All across the internet inevitably you’ve been seeing articles about New Year’s resolutions; some that speak affirmingly and some that speak about them negatively.
Frankly, I’m unbothered when someone tells me they have a fitness New Year’s resolution. Statistically it’s no different that setting a fitness goal any other time of the year. Many fail, that is true. What’s also true is that it’s the approach that makes the difference. That said, instead of the typical laundry list of positive tips you often see, I want simply suggest one general idea to help you as you resolve to get your health on the right track this year:
You don’t have to go on a diet.
Often times any issue a person has with their diet is less “what” they eat and more “how.” “Going on a diet” can mislead someone to think they have a sense of control over their intake, when this isn’t necessarily the case. The issue is that diets make the rules when it should be the person making the rules. A way to combat this diet mindset is being more mindful of how you eat. This can include reacting to stress differently other than comforting with food, not eating in front of a phone or television, having purposeful snacks that help with hunger instead of mindless snacking, and having more consistency in your pattern of eating.

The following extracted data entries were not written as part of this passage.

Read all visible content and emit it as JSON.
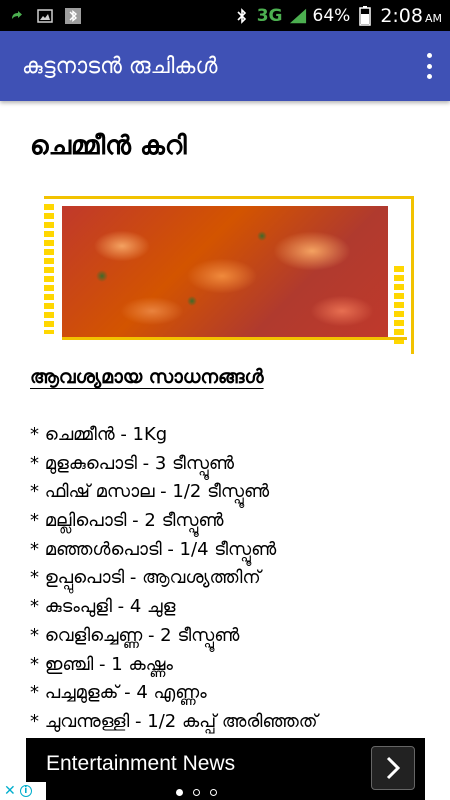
{
  "status_bar": {
    "network": "3G",
    "battery": "64%",
    "time": "2:08",
    "ampm": "AM"
  },
  "app_bar": {
    "title": "കുട്ടനാടൻ രുചികൾ"
  },
  "recipe": {
    "title": "ചെമ്മീൻ കറി",
    "ingredients_heading": "ആവശ്യമായ സാധനങ്ങൾ",
    "ingredients": [
      "* ചെമ്മീൻ - 1Kg",
      "* മുളകുപൊടി - 3 ടീസ്പൂൺ",
      "* ഫിഷ് മസാല - 1/2 ടീസ്പൂൺ",
      "* മല്ലിപൊടി - 2 ടീസ്പൂൺ",
      "* മഞ്ഞൾപൊടി - 1/4 ടീസ്പൂൺ",
      "* ഉപ്പുപൊടി - ആവശ്യത്തിന്",
      "* കുടംപുളി - 4 ചുള",
      "* വെളിച്ചെണ്ണ - 2 ടീസ്പൂൺ",
      "* ഇഞ്ചി - 1 കഷ്ണം",
      "* പച്ചമുളക് - 4 എണ്ണം",
      "* ചുവന്നുള്ളി - 1/2 കപ്പ് അരിഞ്ഞത്"
    ]
  },
  "ad": {
    "text": "Entertainment News"
  },
  "colors": {
    "app_bar": "#3f51b5",
    "accent_frame": "#f2c200"
  }
}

Diets require rigidity where mindful eating behaviors welcome flexibility, whether or not you are tracking macros or have a meal plan. Building healthy habits are slower and more difficult to master, but it is the foundation that makes your diet and health more robust and makes the person more relaxed and unwavering in their commitments.
If you’ve tried many New Year’s resolutions in the form of a specific diet and they haven’t worked, then it’s probably time to try something that will. Diets don’t address your needs; only individually-tailored nutritional choices and behaviors will.